Okay. Okay, great. And then maybe tag along the -- in terms of Japanese study, is that potentially in line -- on time for sort of a global filing? Or you think that problem will come after that you file for the U.S. and the Europe?

No, we definitely believe it is in line for a global filing.

We do have time for one last question from Eric Joseph with JPMorgan.

Just as it relates to the diagnostics and the services business, I'm wondering if you could just elaborate a little bit more on what opportunities you're seeing per volume growth longer term. Is there other opportunities for expansion of regional footprints or certain sort of particular opportunities within the current product offering or portfolio offering? And with it sounding like the genomics testing business being important part of the operational review process here, can you just kind of characterize sort of where you view GeneDx as a longer term -- as a -- I guess, how it makes up or what it constitutes services business longer term?

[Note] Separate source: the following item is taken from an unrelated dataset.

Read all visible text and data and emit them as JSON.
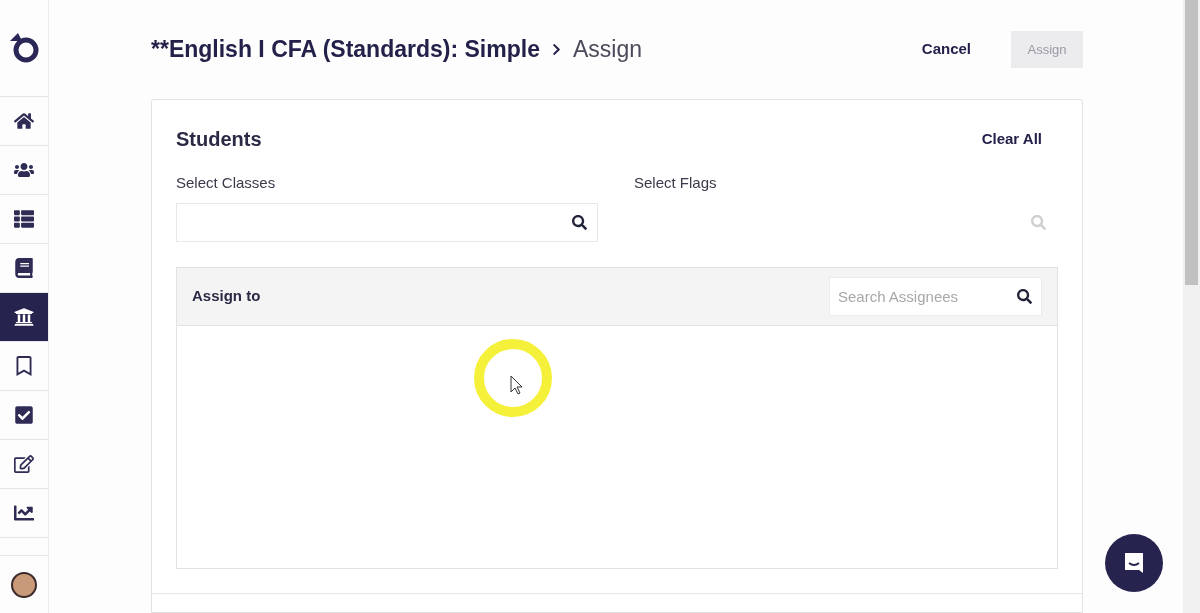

So this is Adam. I'll start off. So we certainly think that GeneDx is going to continue to grow at a much faster rate than the larger clinical lab business. We've seen double-digit growth throughout this year and last year in overall testing volumes, so that continues. And we continue to navigate the reimbursement environment within the genomics space. We'll continue to expect that business to grow and outpace the growth at the clinical lab. As far as opportunities, there's -- we're not going to go out and necessarily compete head to head on acquiring large outreach businesses. But we do think there are sizable pieces of business to be had outside of some of the hospital business, whether it be partnering up with independent physician associations or more regionalized ACOs. And we certainly think there are good growth opportunities for the clinical lab in some of the niche spaces. And we've had some recent successes in that space as well.

Okay, that is all the time we have today. Please proceed with your presentation or any closing remarks.

I just want to thank you all for participating, and we look forward to meeting up with you again next quarter.

Ladies and gentlemen, that concludes your conference call for today. We thank you for your participation and ask that you please disconnect your lines at this time.